To choose the optimal drug therapy we should make a distinction between 2 different profiles of patients with angina pectoris without obstructive coronary artery disease: those with vasospastic angina pectoris and those with microvascular angina pectoris.
Patients with micro- or macrovascular spasm benefit from calcium channel blockers. Both dihydropyridine and non-dihydropyridine drugs can be effective, and the lack of effectiveness of one does not predict a lack of effectiveness of the other. Also, nitrates, both oral an in patches, can be used in this context.
In patients with microvascular angina pectoris not due to vasospasm, beta-blockers, calcium channel blockers, ranolazine, aminophylline, and trimetazidine have given effective results in preliminary trials, but not yet in randomized clinical trials. Although nitrates can be used in this type of patients, it has been proposed that symptoms could become worse.
Finally, antianginal drugs without significant hemodynamic effects can minimize symptoms in both groups of patients, especially ranolazine and trimetazidine.
Q.: With this therapeutic individualization, have any advantages been identified regarding prognosis?

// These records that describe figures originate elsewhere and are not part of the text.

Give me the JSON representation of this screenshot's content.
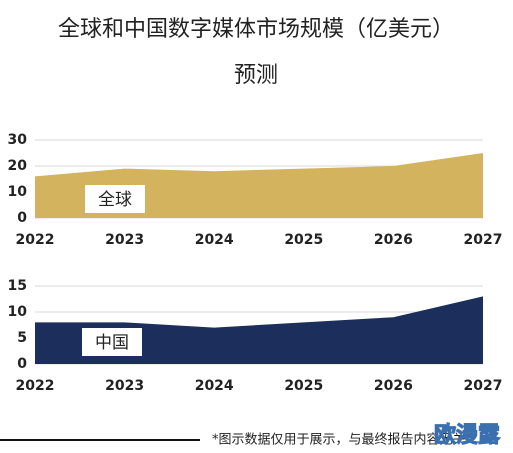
{
  "title": [
    "全球和中国数字媒体市场规模（亿美元）",
    "预测"
  ],
  "footnote": "*图示数据仅用于展示，与最终报告内容无关",
  "watermark": "欧漫露",
  "chart_data": [
    {
      "type": "area",
      "x": [
        2022,
        2023,
        2024,
        2025,
        2026,
        2027
      ],
      "xlim": [
        2022,
        2027
      ],
      "xticks": [
        2022,
        2023,
        2024,
        2025,
        2026,
        2027
      ],
      "ylim": [
        0,
        30
      ],
      "yticks": [
        0,
        10,
        20,
        30
      ],
      "grid": true,
      "series": [
        {
          "name": "全球",
          "color": "#d4b35f",
          "values": [
            16,
            19,
            18,
            19,
            20,
            25
          ]
        }
      ]
    },
    {
      "type": "area",
      "x": [
        2022,
        2023,
        2024,
        2025,
        2026,
        2027
      ],
      "xlim": [
        2022,
        2027
      ],
      "xticks": [
        2022,
        2023,
        2024,
        2025,
        2026,
        2027
      ],
      "ylim": [
        0,
        15
      ],
      "yticks": [
        0,
        5,
        10,
        15
      ],
      "grid": true,
      "series": [
        {
          "name": "中国",
          "color": "#1c2f5c",
          "values": [
            8,
            8,
            7,
            8,
            9,
            13
          ]
        }
      ]
    }
  ]
}
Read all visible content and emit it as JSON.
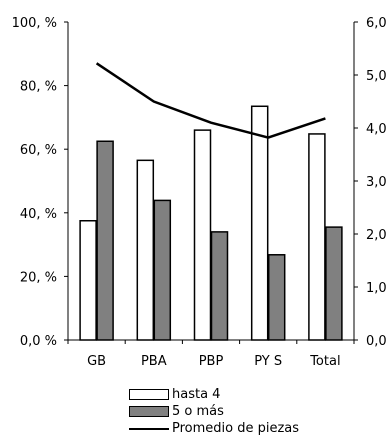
{
  "chart_data": {
    "type": "bar",
    "categories": [
      "GB",
      "PBA",
      "PBP",
      "PY S",
      "Total"
    ],
    "series": [
      {
        "name": "hasta 4",
        "kind": "bar",
        "axis": "left",
        "values": [
          37.5,
          56.5,
          66,
          73.5,
          64.8
        ],
        "color": "#ffffff"
      },
      {
        "name": "5 o más",
        "kind": "bar",
        "axis": "left",
        "values": [
          62.5,
          43.9,
          34,
          26.8,
          35.5
        ],
        "color": "#808080"
      },
      {
        "name": "Promedio de piezas",
        "kind": "line",
        "axis": "right",
        "values": [
          5.22,
          4.5,
          4.1,
          3.82,
          4.18
        ],
        "color": "#000000"
      }
    ],
    "ylim": [
      0,
      100
    ],
    "y2lim": [
      0,
      6
    ],
    "yticks": [
      "0,0 %",
      "20, %",
      "40, %",
      "60, %",
      "80, %",
      "100, %"
    ],
    "y2ticks": [
      "0,0",
      "1,0",
      "2,0",
      "3,0",
      "4,0",
      "5,0",
      "6,0"
    ],
    "xlabel": "",
    "ylabel": "",
    "grid": false,
    "legend_position": "bottom"
  }
}
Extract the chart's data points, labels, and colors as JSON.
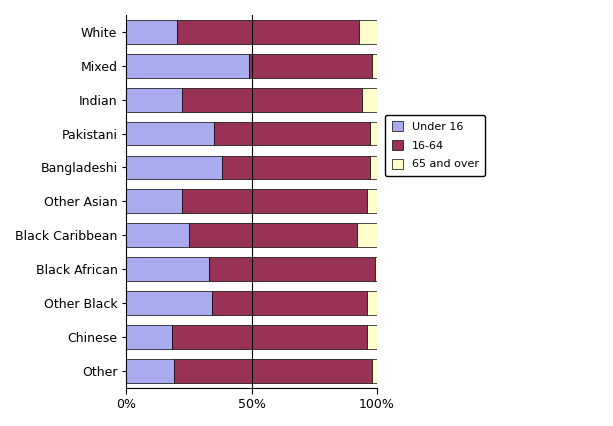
{
  "categories": [
    "White",
    "Mixed",
    "Indian",
    "Pakistani",
    "Bangladeshi",
    "Other Asian",
    "Black Caribbean",
    "Black African",
    "Other Black",
    "Chinese",
    "Other"
  ],
  "under16": [
    20,
    49,
    22,
    35,
    38,
    22,
    25,
    33,
    34,
    18,
    19
  ],
  "age1864": [
    73,
    49,
    72,
    62,
    59,
    74,
    67,
    66,
    62,
    78,
    79
  ],
  "over65": [
    7,
    2,
    6,
    3,
    3,
    4,
    8,
    1,
    4,
    4,
    2
  ],
  "color_under16": "#aaaaee",
  "color_1864": "#993355",
  "color_over65": "#ffffcc",
  "legend_labels": [
    "Under 16",
    "16-64",
    "65 and over"
  ],
  "xtick_labels": [
    "0%",
    "50%",
    "100%"
  ],
  "xtick_vals": [
    0,
    50,
    100
  ],
  "bar_height": 0.7,
  "figsize": [
    6.13,
    4.26
  ],
  "dpi": 100
}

A.: No beneficial effects have been confirmed regarding prognosis in mortality or myocardial infarction. However, fewer events of angina pectoris have been reported leading to a better quality of life, which is essential in these patients. The CorMicA trial10 confirmed that an invasive study of coronary physiology in patients with chest pain and without obstructive coronary artery disease could identify 3 different groups (vasospastic angina pectoris, microvascular angina pectoris, and noncardiac chest pain). Also, that a specific medical strategy for each specific group reduced the occurrence of angina pectoris.
FUNDING
None whatsoever.
CONFLICTS OF INTEREST
None reported.
REFERENCES
1. Arbogast R, Bourassa MG. Myocardial function during atrial pacing in patients with angina pectoris and normal coronary arteriograms. Comparison with patients having significant coronary artery disease. Am J Cardiol. 1973;32:257-263.
2. Lee BK, Lim HS, Fearon WF, et al. Invasive evaluation of patients with angina in the absence of obstructive coronary artery disease. Circulation. 2015;131:1054-1060.
3. Kunadian V, Chieffo A, Camici PG, et al. An EAPCI Expert Consensus Document on Ischaemia with Non-Obstructive Coronary Arteries in Collaboration with European Society of Cardiology Working Group on Coronary Pathophysiology &Microcirculation Endorsed by Coronary Vasomotor Disorders International Study Group. Eur Heart J. 2020;41:3504-3520.
4. Di Carli MF, Charytan D, McMahon GT, Ganz P, Dorbala S, Schelbert HR. Coronary circulatory function in patients with the metabolic syndrome. J Nucl Med. 2011;52:1369-1377.
5. Panting JR, Gatehouse PD, Yang GZ, et al. Abnormal subendocardial perfusion in cardiac syndrome X detected by cardiovascular magnetic resonance imaging. N Engl J Med. 2002;346:1948-1953.
6. Caiati C, Montaldo C, Zedda N, et al. Validation of a new noninvasive method (contrast-enhanced transthoracic second harmonic echo Doppler) for the evaluation of coronary flow reserve:comparison with intracoronary Doppler flow wire. J Am Coll Cardiol. 1999;34:1193-1200.
7. Hildick-Smith DJ, Maryan R, Shapiro LM. Assessment of coronary flow reserve by adenosine transthoracic echocardiography:validation with intracoronary Doppler. J Am Soc Echocardiogr. 2002;15:984-990.
8. Khav N, Ihdayhid AR, Ko B. CT-Derived Fractional Flow Reserve (CT-FFR) in the Evaluation of Coronary Artery Disease. Heart Lung Circ. 2020;29:1621-1632.
9. Maron DJ, Hochman JS, Reynolds HR, et al.;ISCHEMIA Research Group. Initial Invasive or Conservative Strategy for Stable Coronary Disease. N Engl J Med. 2020;382:1395-1407.
10. Ford TJ, Stanley B, Good R, et al. Stratified Medical Therapy Using Invasive Coronary Function Testing in Angina:The CorMicA Trial. J Am Coll Cardiol. 2018;72:2841-2855.